The BCCLA and a member of a University of Victoria pro-life club (Youth Protecting Youth) filed a constitutional lawsuit naming the University of Victoria and its Student Society, seeking relief from the persistent, illegal censorship of the civil, peaceful expression of pro-life opinion on the campus.
The claim centred on the University’s attempted cancellation of a “Choice Chain” event, and its threats to punish students who participated in similar events in the future. The University purported to cancel the event because the Students’ Society characterized pro-life advocacy as “harassment.”
The BCCLA and Mr. Côté argued that in regulating the use of common space in the university, and in the imposition or threatening of discipline for non-academic offences, a University performs a function that is governmental in nature and that its actions are subject to the Charter of Rights and Freedoms.
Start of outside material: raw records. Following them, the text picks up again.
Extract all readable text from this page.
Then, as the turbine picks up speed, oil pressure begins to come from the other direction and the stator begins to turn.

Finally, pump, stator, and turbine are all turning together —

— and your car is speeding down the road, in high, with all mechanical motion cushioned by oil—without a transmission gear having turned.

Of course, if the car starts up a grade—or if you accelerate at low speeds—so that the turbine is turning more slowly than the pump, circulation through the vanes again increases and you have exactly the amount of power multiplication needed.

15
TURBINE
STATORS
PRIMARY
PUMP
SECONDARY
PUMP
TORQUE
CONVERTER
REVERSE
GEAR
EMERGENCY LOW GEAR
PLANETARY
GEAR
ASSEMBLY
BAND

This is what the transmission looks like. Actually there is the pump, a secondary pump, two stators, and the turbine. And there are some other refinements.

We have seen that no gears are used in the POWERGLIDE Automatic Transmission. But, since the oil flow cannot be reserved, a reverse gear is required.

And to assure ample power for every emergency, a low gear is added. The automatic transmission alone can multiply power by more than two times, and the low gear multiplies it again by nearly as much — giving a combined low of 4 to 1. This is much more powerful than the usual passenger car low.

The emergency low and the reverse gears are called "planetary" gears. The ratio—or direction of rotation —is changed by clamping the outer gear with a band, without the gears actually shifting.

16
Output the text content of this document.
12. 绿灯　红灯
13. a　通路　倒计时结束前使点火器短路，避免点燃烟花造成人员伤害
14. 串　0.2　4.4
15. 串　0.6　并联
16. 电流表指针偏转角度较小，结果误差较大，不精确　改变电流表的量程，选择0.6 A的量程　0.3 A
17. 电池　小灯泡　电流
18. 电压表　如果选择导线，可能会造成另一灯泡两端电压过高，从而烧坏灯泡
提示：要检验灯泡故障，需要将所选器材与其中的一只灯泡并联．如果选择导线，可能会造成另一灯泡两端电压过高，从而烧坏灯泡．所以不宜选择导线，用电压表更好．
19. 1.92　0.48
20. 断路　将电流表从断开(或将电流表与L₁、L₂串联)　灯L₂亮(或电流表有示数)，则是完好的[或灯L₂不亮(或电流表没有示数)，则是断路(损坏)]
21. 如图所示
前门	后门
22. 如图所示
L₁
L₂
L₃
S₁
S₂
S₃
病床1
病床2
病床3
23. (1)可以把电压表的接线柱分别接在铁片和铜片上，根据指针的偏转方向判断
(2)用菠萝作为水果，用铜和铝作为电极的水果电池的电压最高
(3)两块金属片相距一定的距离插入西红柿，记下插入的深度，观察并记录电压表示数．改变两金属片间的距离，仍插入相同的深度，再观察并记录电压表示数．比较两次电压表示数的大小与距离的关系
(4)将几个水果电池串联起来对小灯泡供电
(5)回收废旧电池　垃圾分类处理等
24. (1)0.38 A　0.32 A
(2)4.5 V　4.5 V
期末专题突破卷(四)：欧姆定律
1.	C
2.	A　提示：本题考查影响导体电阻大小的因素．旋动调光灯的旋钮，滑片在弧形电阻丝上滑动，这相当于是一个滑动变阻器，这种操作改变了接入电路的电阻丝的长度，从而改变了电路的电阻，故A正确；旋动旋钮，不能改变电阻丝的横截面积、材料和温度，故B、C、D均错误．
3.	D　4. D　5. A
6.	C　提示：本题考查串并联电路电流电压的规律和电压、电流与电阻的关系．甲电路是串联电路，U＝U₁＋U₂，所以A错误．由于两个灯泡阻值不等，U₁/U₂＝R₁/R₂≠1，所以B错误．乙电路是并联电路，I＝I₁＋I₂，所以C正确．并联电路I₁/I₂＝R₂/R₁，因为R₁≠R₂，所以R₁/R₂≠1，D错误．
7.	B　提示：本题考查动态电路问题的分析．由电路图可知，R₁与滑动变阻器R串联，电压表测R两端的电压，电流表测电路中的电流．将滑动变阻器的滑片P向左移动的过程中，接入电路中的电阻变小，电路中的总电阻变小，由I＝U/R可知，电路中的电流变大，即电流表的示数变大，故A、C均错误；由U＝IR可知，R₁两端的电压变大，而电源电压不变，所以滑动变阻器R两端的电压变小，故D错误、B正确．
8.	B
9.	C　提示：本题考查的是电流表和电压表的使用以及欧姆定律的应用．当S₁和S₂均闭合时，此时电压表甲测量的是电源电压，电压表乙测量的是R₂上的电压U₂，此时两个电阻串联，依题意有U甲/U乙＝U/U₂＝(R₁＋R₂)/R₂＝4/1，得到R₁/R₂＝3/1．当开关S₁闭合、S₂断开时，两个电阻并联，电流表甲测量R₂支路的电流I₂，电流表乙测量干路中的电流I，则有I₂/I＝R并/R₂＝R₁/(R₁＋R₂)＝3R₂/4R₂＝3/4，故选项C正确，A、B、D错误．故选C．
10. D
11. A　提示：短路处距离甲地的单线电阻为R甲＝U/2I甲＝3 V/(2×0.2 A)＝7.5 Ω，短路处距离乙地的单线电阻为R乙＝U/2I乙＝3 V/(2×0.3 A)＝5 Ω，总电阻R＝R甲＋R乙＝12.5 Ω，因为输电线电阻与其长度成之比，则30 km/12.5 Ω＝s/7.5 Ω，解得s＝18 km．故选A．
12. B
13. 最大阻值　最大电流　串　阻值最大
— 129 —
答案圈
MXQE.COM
The BC Supreme Court issued its decision in January 2015, holding that that space booking by students on campus is part of “a sphere of autonomous operational decision-making reserved for the University” and not an exercise of governmental power. As a result, it concluded that “the Charter does not apply to the [University’s] activities relating to the booking of space by students.”
The BCCLA has a long history of pro-choice advocacy and action. We regard safe, effective access to abortion as a civil right – both as a matter of democratic principle, and as a fixture of Canadian law. However, the BCCLA also stands strongly for the right of students to express themselves in the university environment, whatever their opinions.
The petitioners BCCLA and Cameron Côté were represented by Craig Jones, Q.C. of Branch MacMaster LLP and Emily Unrau.